[lug] OT: wiring a house for ethernet
Michael D. Hirsch
mhirsch at nubridges.com
Mon Jun 28 14:20:39 MDT 2004
On Monday 28 June 2004 12:05 pm, Ryan Wheaton wrote:
> Hey all,
>
> Sorry for the OT post, but figured there were some smart cookies in
> here with good ideas from previous experience. I just moved into a new
> (rental) house. In our old house, we had run cables every which way,
> mashing them under floorboards, etc... (a real professional job) In
> the new house, I'd like to have a more "professional" job -- you know,
> with eth outlets in the walls, instead of running cables under carpets
> and such. Any ideas on the best way to go about this, or how the pros
> really do it?
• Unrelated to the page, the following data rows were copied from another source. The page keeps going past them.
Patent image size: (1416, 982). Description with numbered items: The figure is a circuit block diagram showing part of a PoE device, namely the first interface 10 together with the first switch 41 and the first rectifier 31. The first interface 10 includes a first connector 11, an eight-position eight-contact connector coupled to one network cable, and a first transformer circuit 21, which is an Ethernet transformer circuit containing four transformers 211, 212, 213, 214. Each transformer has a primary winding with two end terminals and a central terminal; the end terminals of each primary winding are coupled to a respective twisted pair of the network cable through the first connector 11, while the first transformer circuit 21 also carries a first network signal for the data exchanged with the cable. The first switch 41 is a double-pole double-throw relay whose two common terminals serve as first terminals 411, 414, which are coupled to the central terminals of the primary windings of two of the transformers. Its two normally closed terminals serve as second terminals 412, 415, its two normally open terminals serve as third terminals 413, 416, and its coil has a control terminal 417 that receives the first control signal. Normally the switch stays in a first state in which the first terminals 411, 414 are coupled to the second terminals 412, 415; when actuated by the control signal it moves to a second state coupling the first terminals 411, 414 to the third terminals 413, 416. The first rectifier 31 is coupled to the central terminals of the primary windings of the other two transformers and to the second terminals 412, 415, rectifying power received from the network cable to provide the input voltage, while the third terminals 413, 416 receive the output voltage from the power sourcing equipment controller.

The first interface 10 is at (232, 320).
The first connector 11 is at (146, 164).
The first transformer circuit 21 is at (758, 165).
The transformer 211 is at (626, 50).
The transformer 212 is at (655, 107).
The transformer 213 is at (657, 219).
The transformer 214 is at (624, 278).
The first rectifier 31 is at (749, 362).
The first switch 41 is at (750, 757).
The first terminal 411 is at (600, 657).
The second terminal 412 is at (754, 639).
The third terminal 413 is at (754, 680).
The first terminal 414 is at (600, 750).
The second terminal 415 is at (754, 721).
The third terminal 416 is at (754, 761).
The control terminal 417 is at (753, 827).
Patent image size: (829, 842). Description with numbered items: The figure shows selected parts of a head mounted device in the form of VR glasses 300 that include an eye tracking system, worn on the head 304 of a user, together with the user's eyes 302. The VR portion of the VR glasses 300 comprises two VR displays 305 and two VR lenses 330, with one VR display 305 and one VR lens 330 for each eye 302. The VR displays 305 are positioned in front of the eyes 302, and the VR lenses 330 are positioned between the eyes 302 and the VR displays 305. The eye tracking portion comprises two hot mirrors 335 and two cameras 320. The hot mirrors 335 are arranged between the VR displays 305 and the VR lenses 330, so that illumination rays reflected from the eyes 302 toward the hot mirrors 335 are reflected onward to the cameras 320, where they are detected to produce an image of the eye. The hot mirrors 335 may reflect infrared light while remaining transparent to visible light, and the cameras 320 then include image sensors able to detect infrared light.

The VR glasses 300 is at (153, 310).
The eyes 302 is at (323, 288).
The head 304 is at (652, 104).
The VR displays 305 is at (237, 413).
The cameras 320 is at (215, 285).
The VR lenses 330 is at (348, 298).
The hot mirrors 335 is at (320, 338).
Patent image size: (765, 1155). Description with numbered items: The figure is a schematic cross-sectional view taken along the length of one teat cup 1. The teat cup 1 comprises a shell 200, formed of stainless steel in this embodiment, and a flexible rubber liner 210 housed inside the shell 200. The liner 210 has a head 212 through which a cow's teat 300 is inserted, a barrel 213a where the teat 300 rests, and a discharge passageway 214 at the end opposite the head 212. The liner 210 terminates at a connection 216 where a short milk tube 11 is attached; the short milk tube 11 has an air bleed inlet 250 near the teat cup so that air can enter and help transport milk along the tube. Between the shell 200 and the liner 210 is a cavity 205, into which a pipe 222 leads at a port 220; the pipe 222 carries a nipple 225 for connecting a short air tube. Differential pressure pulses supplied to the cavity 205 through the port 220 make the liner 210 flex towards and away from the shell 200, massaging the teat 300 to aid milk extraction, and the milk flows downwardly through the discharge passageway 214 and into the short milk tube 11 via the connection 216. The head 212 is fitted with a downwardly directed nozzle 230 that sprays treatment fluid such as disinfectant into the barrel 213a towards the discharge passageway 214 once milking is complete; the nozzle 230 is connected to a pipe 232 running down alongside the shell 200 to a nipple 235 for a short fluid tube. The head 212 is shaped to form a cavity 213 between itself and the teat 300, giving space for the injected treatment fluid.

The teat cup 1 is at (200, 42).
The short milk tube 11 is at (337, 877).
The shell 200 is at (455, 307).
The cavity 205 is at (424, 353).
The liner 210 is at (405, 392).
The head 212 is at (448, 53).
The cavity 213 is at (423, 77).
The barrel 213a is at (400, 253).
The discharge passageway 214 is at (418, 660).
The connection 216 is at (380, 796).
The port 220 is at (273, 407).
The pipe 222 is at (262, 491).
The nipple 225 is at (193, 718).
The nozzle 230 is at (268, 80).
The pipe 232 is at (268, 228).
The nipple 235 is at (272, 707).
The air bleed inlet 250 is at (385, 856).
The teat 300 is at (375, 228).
I haven't been able to locate any kind of crawl space
> under the house, and finding an attic may not help me cause most of the
> rooms are downstairs...
>
I've not used three different methods of networking old houses. Wiring is
definitly the worst. Wireless is okay, though it can be messy, too, because
of various interference problems.
I recommend powerline ethernet. You buy a unit for each system you want
connected to the network (generally number of wired rooms--I figure computers
in one room can share a hub/switch which is cheaper) and plug them into the
wall. An ethernet cable runs from the computer/hub/router to the wall unit.
That's it.
I get essentially 10baseT speed. Way better than 802.11b, way worse than
100baseT. Since I mostly want to web-surf from my outlying systems, I don't
worry about the speed--it is much faster that the network connection. If I
were serving MPEG video I might look at other solutions.